I liken it to this. Say I used to be a slave ( or indentured servant ) and I finally secured my freedom and went on to be prosperous. I’d be happy to see where slavery or indentured servitude no longer exists. The jerks I described above would feel like they have glory denied because slavery is abolished: they want to be able to say “I made it” by having their own slaves.
Obviously not literally, but it illustrates the dynamic.
A huge one. People may not want to believe it, but a whole damn lot of our immigrants did not come particularly looking for enlightened rule, diversity, or liberal values for mankind. Just for safety and opportunity for themselves.
I was abused as a child. Not just discipline, but beaten when my dad was having a bad day. I used that as an example of how not to be and as a result I never lay a hand on my kids. In fact I even get uncomfortable when my wife gives my daughter even a small hand slap. I am fully aware that I am atypical though. I just can’t imagine my kids going through what I did growing up, it makes me sick.
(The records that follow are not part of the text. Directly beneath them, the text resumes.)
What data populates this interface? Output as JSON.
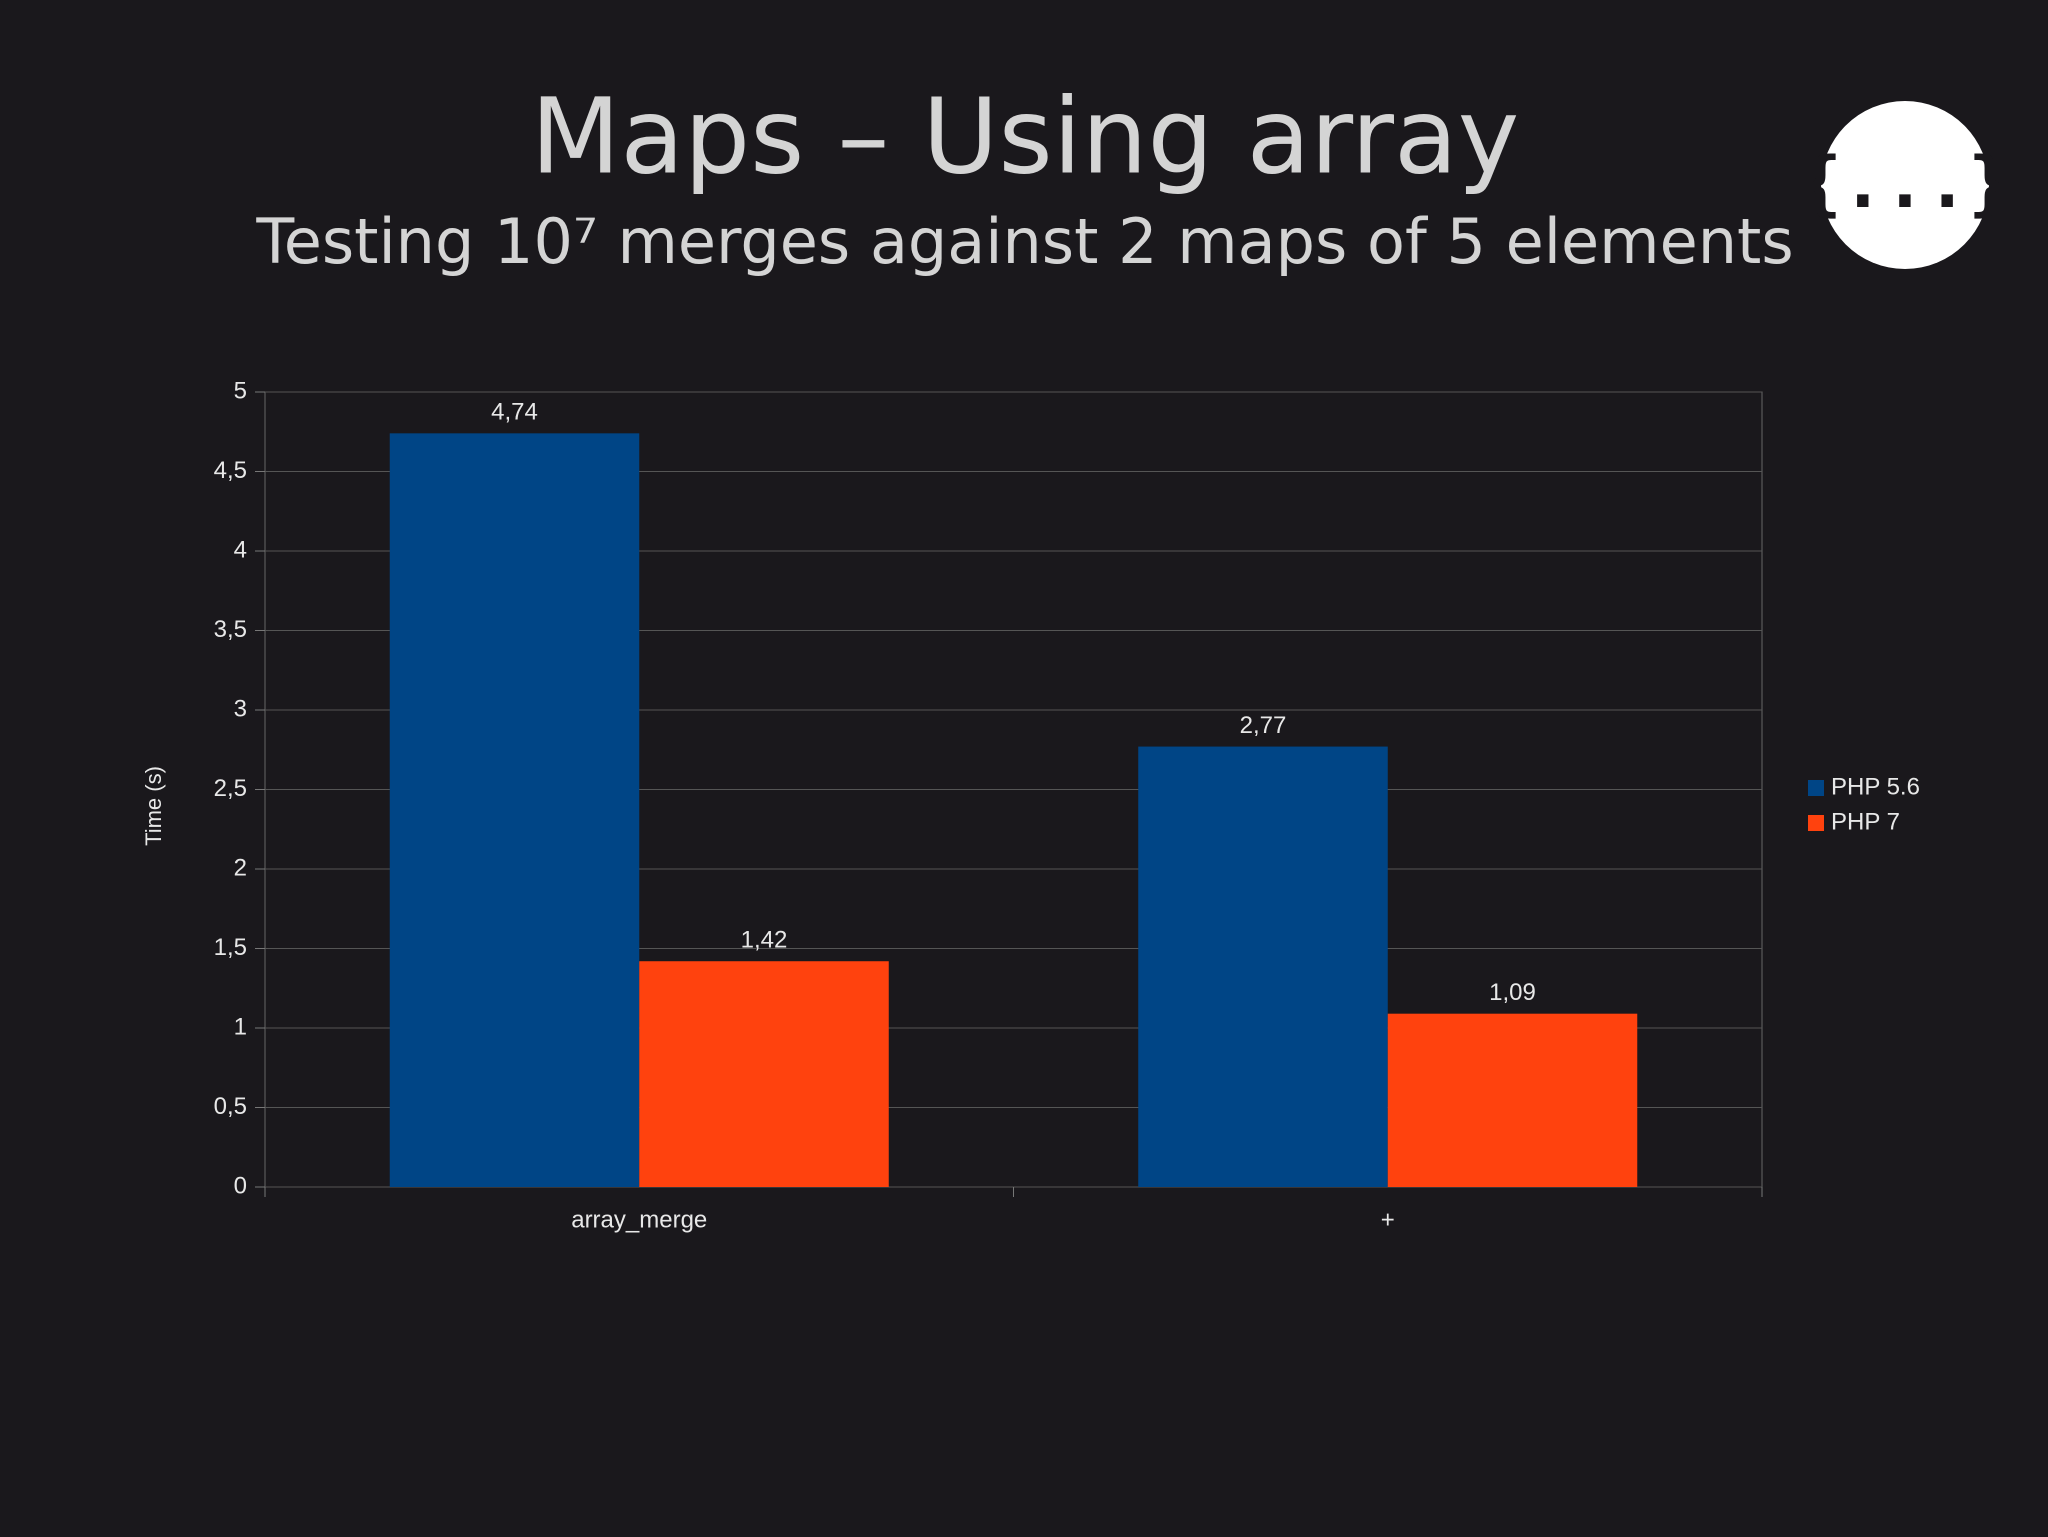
{
  "chart_data": {
    "type": "bar",
    "title": "Maps – Using array",
    "subtitle": "Testing 10⁷ merges against 2 maps of 5 elements",
    "logo": "{...}",
    "y_label": "Time (s)",
    "categories": [
      "array_merge",
      "+"
    ],
    "series": [
      {
        "name": "PHP 5.6",
        "color": "#004586",
        "values": [
          4.74,
          2.77
        ],
        "value_labels": [
          "4,74",
          "2,77"
        ]
      },
      {
        "name": "PHP 7",
        "color": "#ff420e",
        "values": [
          1.42,
          1.09
        ],
        "value_labels": [
          "1,42",
          "1,09"
        ]
      }
    ],
    "ylim": [
      0,
      5
    ],
    "yticks": [
      0,
      {
        "value": 0.5,
        "label": "0,5"
      },
      1,
      {
        "value": 1.5,
        "label": "1,5"
      },
      2,
      {
        "value": 2.5,
        "label": "2,5"
      },
      3,
      {
        "value": 3.5,
        "label": "3,5"
      },
      4,
      {
        "value": 4.5,
        "label": "4,5"
      },
      5
    ],
    "grid": true,
    "legend": "right"
  }
}
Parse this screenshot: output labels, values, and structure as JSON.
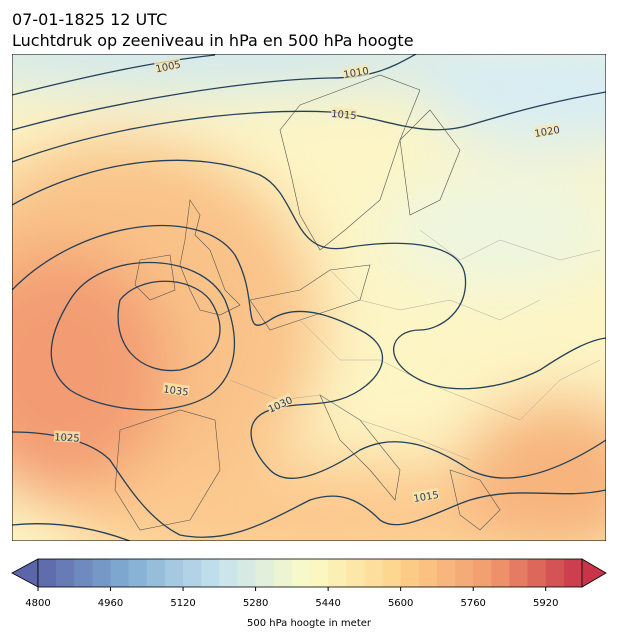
{
  "header": {
    "title": "07-01-1825 12 UTC",
    "subtitle": "Luchtdruk op zeeniveau in hPa en 500 hPa hoogte"
  },
  "map": {
    "contour_labels": [
      1005,
      1010,
      1015,
      1020,
      1035,
      1030,
      1025,
      1015
    ]
  },
  "colorbar": {
    "label": "500 hPa hoogte in meter",
    "range": [
      4800,
      6000
    ],
    "step": 40,
    "ticks": [
      4800,
      4960,
      5120,
      5280,
      5440,
      5600,
      5760,
      5920
    ],
    "colors": [
      "#5b66aa",
      "#82aed3",
      "#c6e3ef",
      "#fcfbc6",
      "#fdd28a",
      "#f29a6d",
      "#c9344a"
    ]
  }
}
One thing I notice is that this requires recognizing the problem in the first place. It seems to me that a lot of those who are abused internalize the abuse as “normal.” This even sometimes persists when they intellectually realize that it was bad.
Also, I suspect that thinking about how to deal with the issues requires thinking about the abuse, which will of course bring up uncomfortable emotions. So there would be a natural inclination to just not think about it at all.
To relate that back to immigrants who want to keep out other immigrants: they may have internalized the way they were treated as the normal “American” way to be, and naturally tend to avoid thinking about how bad it felt to them at the time since doing so is distressful.
I work with a flat earther who believes that Trump will return in triumph “within 90 days”. He had been dead sure that Biden would never become president, of course. I refuse to talk to him directly, it all comes through someone with a greater ability to keep his eyes from rolling and / or from laughing out loud.
They’ll have at least the next 4 years to complain about Biden/Harris, so they’ll be able to channel their frustrations that way and go back to looking for liberal boogeymen lurking under the woodwork.
The closest I have to a personal QAnon experience was when I went to a Letterkenny viewing party at my friend’s brother’s. He called Biden “The Commander in Queef.” I said let’s not spoil this great occasion with politics. Unfortunately, this was in Georgia and the ad breaks were provided by the senatorial runoff candidates.